Bir “Hitler savunucusu”na saygınlığını iade etmek, bizzat Hitler’e saygınlığını geri vermek anlamına gelir. Baberowski, Der Spiegel’da, Nazi önderine ilişkin kendi coşkulu betimlemesini üretmektedir. O, şunları yazmaktadır: “Hitler bir psikopat değildi; o kötü niyetli değildi. O, kendi masasında, insanların Musevilerin ortadan kaldırılması hakkında konuşmasını istememişti.” Eğer bu ifadeler Nazizmin revizyonist bir savunusu değilse nedir?
Baberowski, PSG tarafından eleştirilmiş olan bir diğer açıklamasını, Alman Tarih Müzesi’ndeki Schlüterhof konuşmaları vesilesiyle, 1 Ekim’de yapmıştı. Baberowski, Taliban’a ve IŞİD’e karşı mücadele konusunda yorum yaparken şunları söyledi: “Eğer insan, teröristlerin yaptığı gibi rehineler almaya, köyleri yakmaya, insanları asmaya, korku ve terör yaymaya istekli değilse; eğer bu tür şeyler yapmaya hazır değilse, bu tür bir çatışmayı asla kazanamaz ve en iyisi, hep birlikte uzak durmaktır.”
Bu, Nazilerin “imha savaşı” dedikleri şeyin son derece iyi bir betimlemesidir. Nazi savaş suçluları, uluslararası hukuku çiğneyerek bu tür yöntemler kullandıkları için, 1946’da, Nürnberg’de ölüme mahkum edilmişlerdi.
Eğer Baberowski’nin iddia ettiği gibi Nolte’ye haksızlık yapılmışsa, Nolte’yi eleştirmiş olan herkes “karalama” suçunu işlemiş demektir. Karşıtlarını karalama yapmakla suçlamak, her zaman, Musevi Soykırımı’nı inkar eden David Irving dahil, aşırı sağın sermayesi olmuştur. Yeni olan, onların şimdi elde ediyor olduğu üst düzey destektir.
Humboldt Üniversitesi Tarih Bölümü, resmi bir açıklamayla Baberowski’ye arka çıktı. O, “Profesör Baberowski’ye yönelik kampanyaya karşı çıkmak için”, “Humboldt Üniversitesi öğretmenlerini ve öğrencilerini” baskı altına almaktadır.
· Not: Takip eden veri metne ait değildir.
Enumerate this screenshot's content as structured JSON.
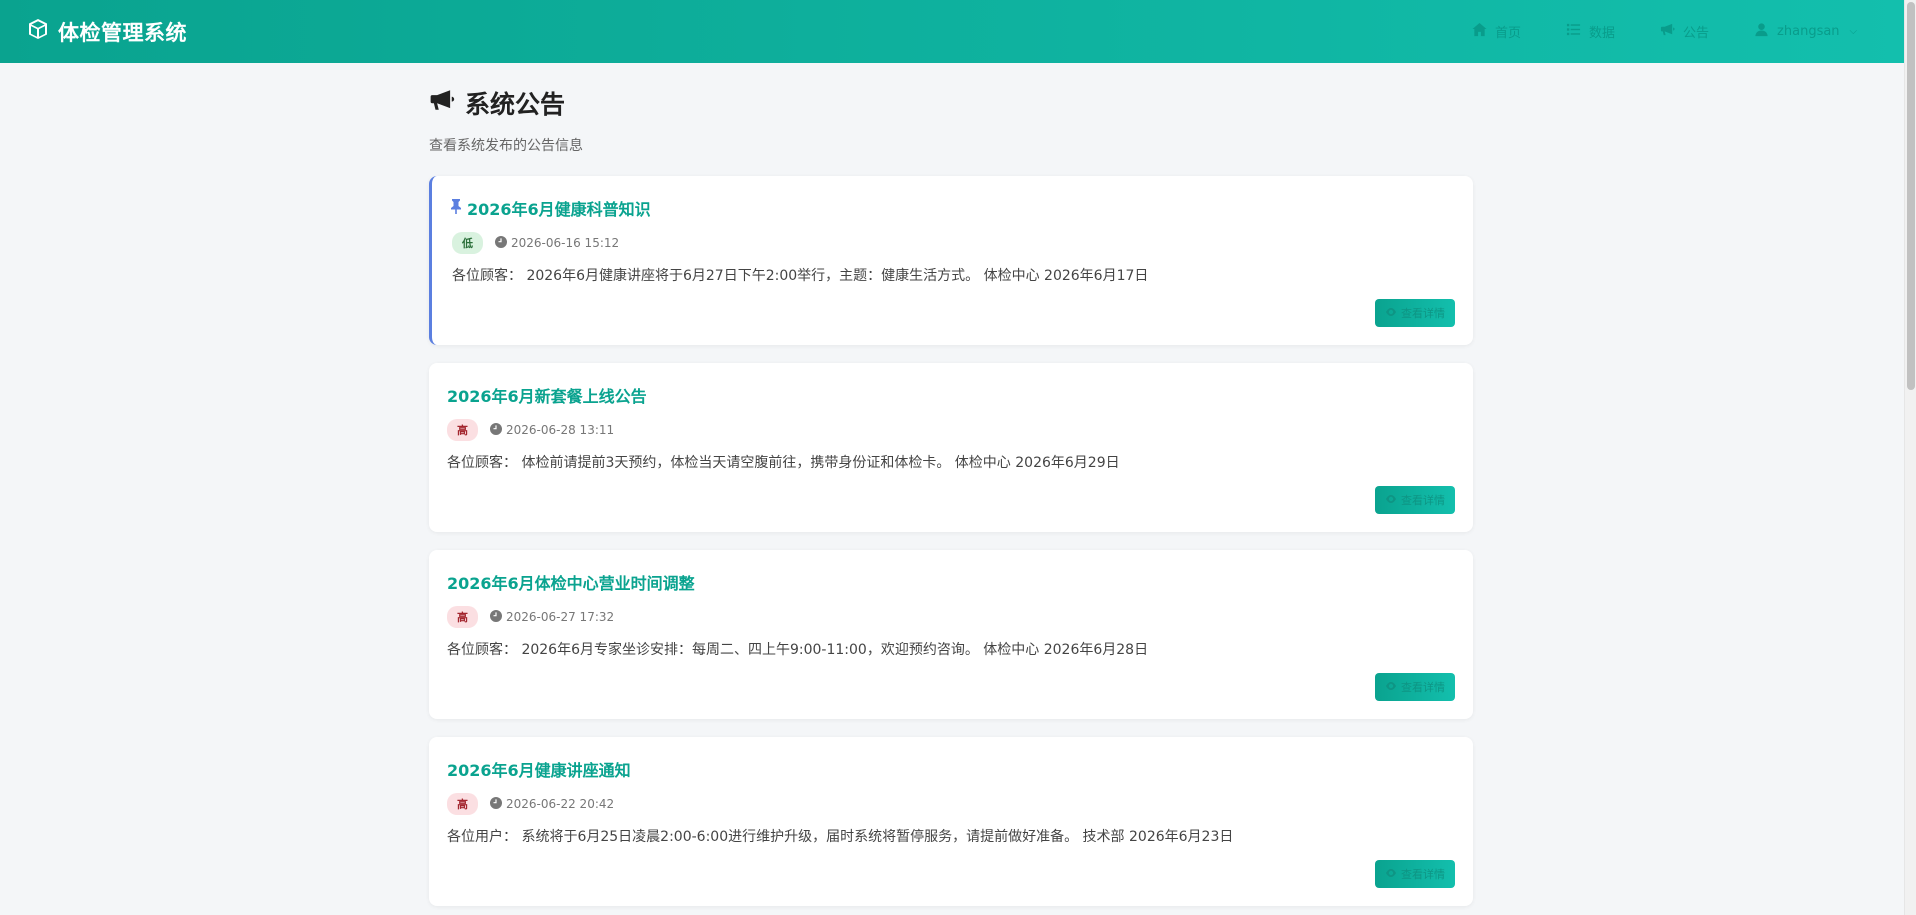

Bölüm, bizim Baberowski’nin sağcı açıklamalarına yönelik eleştirilerimizin “anayasal olarak korunan akademik özgürlüğü” çiğnediği saçma iddiasında bile bulunmaktadır.
Eğer bu görüş kabul edilirse, akademik özgürlük Hitler’in savunusunu ve savaş suçlarının desteklenmesini korumaktadır; bu gerici düşünceleri eleştirmek ise karalayıcıdır. Gerçekte, mesele akademik özgürlük değil, hizaya getirmedir (devlet himayesinde entelektüel uyarlanma). Eğer bu konularda açık tartışma hoşgörülemiyorsa, artık hiçbir şey tartışılamaz. Eğer bu tür açıklamaların eleştirisi karalamaysa, o zaman düşünceyi ifade özgürlüğü yoktur.
FAZ’da, Jürgen Kaube, Tarih Bölümü’nün skandal açıklamasını desteklemektedir. O, Baberowski’nin siyasi ve bilimsel eleştiriyi bastırmaya yönelik önceki bir girişimini de savunuyor.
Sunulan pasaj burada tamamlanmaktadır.